You believe that writing isn’t just about output—it’s about thinking. To you, handing the creative process over to an algorithm feels like a betrayal of your craft. You worry about copyright, about the environment, or simply that we are flooding the world with ‘slop.’
You aren’t being difficult; you are being principled. If you refuse to use AI because it feels like ‘selling out,’ you fit the profile we call The Values Advocate.
Summary: The Values Advocate resists based on Moral or Professional Identity. Their skepticism isn’t about whether the tool works; it’s about whether using it aligns with their standards. They often act as the “conscience” of the team.
Behavioral Tendencies:
- The “Soul” Argument: They dismiss AI outputs as “robotic,” “soulless,” or “generic,” refusing to edit them because “it’s harder to fix bad AI writing than to write from scratch.”
- Ethical Gatekeeping: They raise valid concerns about data privacy, copyright, or bias as reasons to block adoption entirely.
- Process Protection: They insist on manual workflows (e.g., brainstorming on a whiteboard) to protect the “integrity” of the creative process.

If this sounds like you, here are simple ways to get unstuck:
Your thought process: You value the struggle of creation. You believe that shortcuts erode skill.
- The “Camera” Analogy: A camera didn’t kill painting; it freed artists to do abstract work. Treat AI as a lens. It captures the scene (the data/draft), but you provide the focus and the framing.
- Automate the Drudgery, Protect the Art: Use AI for the tasks that kill your soul (scheduling, summarizing, formatting) so you have more energy for the tasks that feed your soul (strategy, creative writing).
- Be the Curator: In a world of infinite AI content, the human with the best “taste” wins. Your high standards make you the best person to use AI, because you won’t let the mediocre stuff slide.
As a Manager / Team Lead, here’s how you can help:
- Respect the Boundary: Do not force this person to use AI for their “core craft” (e.g., don’t ask your lead writer to generate blog posts).
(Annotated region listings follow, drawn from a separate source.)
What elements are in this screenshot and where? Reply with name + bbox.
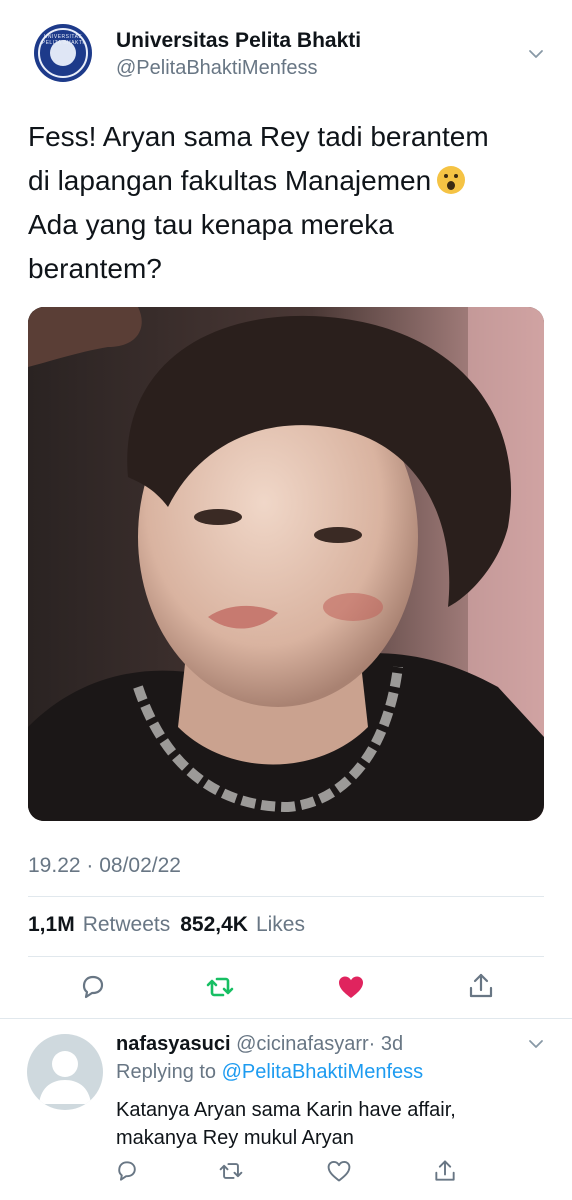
replying-handle-link[interactable]: @PelitaBhaktiMenfess xyxy=(222,1061,424,1083)
author-display-name[interactable]: Universitas Pelita Bhakti xyxy=(116,29,361,53)
like-count[interactable]: 852,4K xyxy=(180,913,248,937)
author-handle[interactable]: @PelitaBhaktiMenfess xyxy=(116,57,318,80)
tweet-stats: 1,1M Retweets 852,4K Likes xyxy=(28,913,305,937)
tweet-timestamp[interactable]: 19.22 · 08/02/22 xyxy=(28,854,181,878)
tweet-line: Fess! Aryan sama Rey tadi berantem xyxy=(28,115,548,159)
reply-header: nafasyasuci @cicinafasyarr· 3d xyxy=(116,1033,403,1056)
reply-username[interactable]: nafasyasuci xyxy=(116,1033,231,1055)
portrait-image xyxy=(28,307,544,821)
chevron-down-icon[interactable] xyxy=(526,1034,546,1054)
reply-handle[interactable]: @cicinafasyarr xyxy=(236,1033,369,1055)
seal-text: UNIVERSITAS PELITA BHAKTI xyxy=(40,34,86,46)
divider xyxy=(28,956,544,957)
tweet-line: di lapangan fakultas Manajemen xyxy=(28,165,431,196)
replying-label: Replying to xyxy=(116,1061,216,1083)
author-avatar[interactable]: UNIVERSITAS PELITA BHAKTI xyxy=(34,24,92,82)
like-label[interactable]: Likes xyxy=(256,913,305,937)
chevron-down-icon[interactable] xyxy=(526,44,546,64)
reply-icon[interactable] xyxy=(114,1158,140,1184)
divider xyxy=(0,1018,572,1019)
retweet-icon[interactable] xyxy=(218,1158,244,1184)
university-seal-icon: UNIVERSITAS PELITA BHAKTI xyxy=(38,28,88,78)
screaming-face-emoji xyxy=(437,166,465,194)
heart-icon[interactable] xyxy=(326,1158,352,1184)
divider xyxy=(28,896,544,897)
tweet-action-bar xyxy=(0,968,572,1008)
share-icon[interactable] xyxy=(432,1158,458,1184)
reply-text: Katanya Aryan sama Karin have affair, ma… xyxy=(116,1096,536,1152)
tweet-line-with-emoji: di lapangan fakultas Manajemen xyxy=(28,159,548,203)
retweet-count[interactable]: 1,1M xyxy=(28,913,75,937)
heart-liked-icon[interactable] xyxy=(336,972,366,1002)
tweet-line: Ada yang tau kenapa mereka xyxy=(28,203,548,247)
share-icon[interactable] xyxy=(466,971,496,1001)
replying-to: Replying to @PelitaBhaktiMenfess xyxy=(116,1061,423,1084)
reply-action-bar xyxy=(0,1158,572,1188)
tweet-photo[interactable] xyxy=(28,307,544,821)
reply-line: Katanya Aryan sama Karin have affair, xyxy=(116,1096,536,1124)
tweet-line: berantem? xyxy=(28,247,548,291)
tweet-text: Fess! Aryan sama Rey tadi berantem di la… xyxy=(28,115,548,291)
reply-icon[interactable] xyxy=(78,972,108,1002)
reply-avatar[interactable] xyxy=(27,1034,103,1110)
retweet-label[interactable]: Retweets xyxy=(83,913,171,937)
retweet-icon[interactable] xyxy=(205,972,235,1002)
reply-age: · 3d xyxy=(369,1033,403,1055)
default-avatar-icon xyxy=(27,1034,103,1110)
reply-line: makanya Rey mukul Aryan xyxy=(116,1124,536,1152)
Ask them to use it for peripheral tasks (research, outlines).
- The “Human-in-the-Loop” Guarantee: Explicitly agree that no AI work goes to a client without their “Human Stamp of Approval”. This protects their sense of professional duty.
- Values Alignment: If they worry about ethics, give them the job of “AI Ethics Lead.” Have them audit the tools to ensure data safety. Turn their resistance into a governance role.
How organizations can remove the “Values Barrier”:
- Transparent Labeling: Adopt a “Nutrition Label” policy for content (e.g., “AI Assisted / Human Verified”). This satisfies the Advocate’s need for honesty.
- Define “The Red Line”: Publish a clear list of what is sacred (human-only) vs. what is commodity (AI-allowed). For example: “We use AI for internal memos; we never use AI for client apologies.”
- Focus on Augmentation, Not Automation: Change the narrative from “doing more with less” to “doing better work.” The Values Advocate will only adopt AI if they believe it raises the quality ceiling, not just the floor.